Pengembangan dari suatu kerangka pengetahuan pada manajemen mutu cukup besa karena usaha yang berkualitas  berkelanjutan dari pionir mutu itu sendiri.
Adapun yang disebut pelanggan di sini, tidak lain adalah mereka yang mencermati kegiatan lembaga kursus terhadap mutu yang dihasilkan. Apakah hal ini seperti: kursus yang diselenggarakan oleh PKBM, ataukah kursus yang diselenggarakan lembaga kursus dan pelatihan. Baik yang diselenggarakan pemerintah manupun swasta. Dengan demikian, mutu tentu sama dengan kualitas pada kursus.

Administrasi
Dalam pembahasan ini, konsep administrasi dipandang sama dengan konsep Manajemen. Menurut Uhar Suharsaputra (2012) adalah:”...Pendidikan terdiri dari kata yaitu pendidikan, secara sederhana pendidikan dapat diartikan sebagai manajemen yang diterapkan dalam bidang pendidikan dengan spesifikasi dan ciri-ciri khas yang berkaitan dengan pendidikan...”. Oleh karena itu pemahaman tentang pendidikan menuntut pula pemahaman tentang manajemen secara umum.
Dipihak lain Uhar Suharsaputra (2008) adalah:”... Pendidikan berbasis masyarakat (communihy-based education) merupakan mekanisme yang memberikan peluang bagi setiap orang untuk memperkaya ilmu pengetahuan dan teknologi melalui pembelajaran seumur hidup...”. Sedangkan administrasi yang dimaksud disini tidak lain adalah bagaimana administrasi yang dijalankan dalam penyelenggaraan lembaga kursus.
Seorang mantan Kepala LKBN Antara Palangka Raya dan Banjarmasin yang sedang menyelesaikan S-3, di Universitas Pajajaran Bandung, dan ia melakukan penelitian Disertasinya tentang Administrasi Pemerintahan Desa di Pedesaan  Kalimantan Tengah. Dengan demikian administrasi, menurut H.M.Yusuf (2012) adalah: ”...adaministrasi asal katanya dari “administration” (Inggris) yang artinya kerjasama; sedangkan “adminsteir” (Belanda) artinya tulis menulis, surat menyurat, tata usaha perkantoran...”. Dengan demikian yang dimaksud admintrasi seperti pada judul di atas, adalah tata laksana surat menyurat yang diselenggarakan oleh tata usaha perkantoran atau lembaga kursus. 

Lembaga Kursus
Lembaga kursus adalah sebuah lembaga yang memberikan pelayanan pendidikan luar sekolah atau pendidikan nonformal berupa kursus-kursus.
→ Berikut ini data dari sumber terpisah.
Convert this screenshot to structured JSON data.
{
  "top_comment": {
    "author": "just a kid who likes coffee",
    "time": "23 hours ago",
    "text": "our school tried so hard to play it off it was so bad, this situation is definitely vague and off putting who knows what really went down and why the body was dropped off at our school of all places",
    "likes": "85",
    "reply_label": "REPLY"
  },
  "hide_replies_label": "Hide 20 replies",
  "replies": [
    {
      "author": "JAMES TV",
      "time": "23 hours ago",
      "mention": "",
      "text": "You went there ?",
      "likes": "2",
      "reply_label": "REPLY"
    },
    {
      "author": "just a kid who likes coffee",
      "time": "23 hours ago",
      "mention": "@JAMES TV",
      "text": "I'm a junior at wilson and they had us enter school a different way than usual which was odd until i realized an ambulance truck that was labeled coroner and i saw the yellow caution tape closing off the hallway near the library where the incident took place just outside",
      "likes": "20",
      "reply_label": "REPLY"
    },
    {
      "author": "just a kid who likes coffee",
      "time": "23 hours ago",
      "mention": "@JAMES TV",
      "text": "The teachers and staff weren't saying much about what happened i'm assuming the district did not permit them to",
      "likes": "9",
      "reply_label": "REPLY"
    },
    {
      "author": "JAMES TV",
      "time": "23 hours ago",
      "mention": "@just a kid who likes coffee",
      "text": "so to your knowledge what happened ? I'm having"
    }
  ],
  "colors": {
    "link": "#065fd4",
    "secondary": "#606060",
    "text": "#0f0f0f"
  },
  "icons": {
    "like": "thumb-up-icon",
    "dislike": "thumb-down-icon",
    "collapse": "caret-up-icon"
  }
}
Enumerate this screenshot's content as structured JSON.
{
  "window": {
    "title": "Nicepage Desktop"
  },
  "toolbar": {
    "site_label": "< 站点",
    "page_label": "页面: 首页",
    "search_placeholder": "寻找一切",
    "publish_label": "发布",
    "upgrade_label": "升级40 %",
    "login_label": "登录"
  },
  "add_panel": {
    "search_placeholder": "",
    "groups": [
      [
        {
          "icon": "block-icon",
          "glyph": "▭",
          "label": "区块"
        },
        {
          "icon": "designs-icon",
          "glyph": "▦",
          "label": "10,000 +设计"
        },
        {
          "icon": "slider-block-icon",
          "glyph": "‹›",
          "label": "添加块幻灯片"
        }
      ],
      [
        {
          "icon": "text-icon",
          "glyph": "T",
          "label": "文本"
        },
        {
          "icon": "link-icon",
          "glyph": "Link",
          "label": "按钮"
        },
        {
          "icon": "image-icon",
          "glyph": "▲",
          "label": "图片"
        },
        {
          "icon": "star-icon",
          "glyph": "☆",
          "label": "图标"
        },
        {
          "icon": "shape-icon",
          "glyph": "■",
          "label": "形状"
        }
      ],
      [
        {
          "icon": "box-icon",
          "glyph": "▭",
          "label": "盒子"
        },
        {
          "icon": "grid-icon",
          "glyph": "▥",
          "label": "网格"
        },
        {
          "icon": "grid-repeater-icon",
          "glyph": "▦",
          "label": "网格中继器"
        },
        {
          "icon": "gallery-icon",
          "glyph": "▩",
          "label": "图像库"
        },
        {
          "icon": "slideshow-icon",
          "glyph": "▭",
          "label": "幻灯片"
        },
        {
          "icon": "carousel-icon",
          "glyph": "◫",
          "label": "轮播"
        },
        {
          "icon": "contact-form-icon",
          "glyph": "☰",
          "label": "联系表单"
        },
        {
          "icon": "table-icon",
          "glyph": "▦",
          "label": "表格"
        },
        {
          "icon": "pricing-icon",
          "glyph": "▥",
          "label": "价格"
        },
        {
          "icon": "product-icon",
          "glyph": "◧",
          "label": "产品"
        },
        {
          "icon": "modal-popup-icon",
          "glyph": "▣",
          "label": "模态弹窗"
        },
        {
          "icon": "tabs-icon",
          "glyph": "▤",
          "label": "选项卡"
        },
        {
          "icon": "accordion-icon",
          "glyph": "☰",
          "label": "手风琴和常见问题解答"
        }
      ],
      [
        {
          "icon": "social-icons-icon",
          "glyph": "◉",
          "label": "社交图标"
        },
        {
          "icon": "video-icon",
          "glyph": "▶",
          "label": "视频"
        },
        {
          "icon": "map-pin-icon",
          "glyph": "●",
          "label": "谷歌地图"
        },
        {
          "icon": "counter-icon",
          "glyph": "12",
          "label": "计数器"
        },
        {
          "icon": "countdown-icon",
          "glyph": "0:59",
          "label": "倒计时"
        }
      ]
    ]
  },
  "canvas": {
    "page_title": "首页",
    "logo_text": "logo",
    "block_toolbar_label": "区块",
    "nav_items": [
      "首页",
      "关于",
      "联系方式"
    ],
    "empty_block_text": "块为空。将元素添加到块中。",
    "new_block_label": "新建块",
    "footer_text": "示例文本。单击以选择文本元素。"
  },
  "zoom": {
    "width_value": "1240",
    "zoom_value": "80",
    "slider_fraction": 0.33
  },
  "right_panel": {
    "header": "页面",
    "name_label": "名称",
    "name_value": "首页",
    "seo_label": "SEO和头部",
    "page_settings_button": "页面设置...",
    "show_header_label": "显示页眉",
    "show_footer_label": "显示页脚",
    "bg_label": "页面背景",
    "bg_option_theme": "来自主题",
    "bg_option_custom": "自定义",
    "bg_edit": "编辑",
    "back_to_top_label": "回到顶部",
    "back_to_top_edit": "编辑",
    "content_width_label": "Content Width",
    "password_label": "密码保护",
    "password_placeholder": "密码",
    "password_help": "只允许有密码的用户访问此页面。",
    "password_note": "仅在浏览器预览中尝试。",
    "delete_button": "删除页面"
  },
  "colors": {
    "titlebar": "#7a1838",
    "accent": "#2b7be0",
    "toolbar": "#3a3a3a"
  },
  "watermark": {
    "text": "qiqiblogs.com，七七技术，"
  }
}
Apakah kursus bahasa Inggiris, komputer, pertukangan, perbengkelan, sablon, salon kecantikan,  perhotelan, tata boga, mengemudi, dan berbagai lembaga kursus lainnya.

Tata Kelola

Istilah lain serupa tapi taksama tentang Tata kelola menu Wikipedia bahasa Indonesia, ensiklopedia bebas (bahasa Inggris: corporate governance) adalah:”...rangkaian proses, kebiasaan, kebijakan, aturan, dan institusi seperti lembaga kursus yang memengaruhi pengarahan, pengelolaan, serta pengontrolan suatu atau korporasi...”. Tata kelola perusahaan juga mencakup hubungan antara para pemangku kepentingan (stakeholder) yang terlibat serta tujuan pengelolaan usaha seperti lembaga pendidikan kursus. Pihak-pihak utama dalam tata kelola yang lebih jauh adalah pemegang saham, manajemen, dan dewan direksi. Pemangku kepentingan lainnya termasuk karyawan, pemasok, pelanggan, bank dan kreditor lain, regulator, lingkungan, serta masyarakat luas.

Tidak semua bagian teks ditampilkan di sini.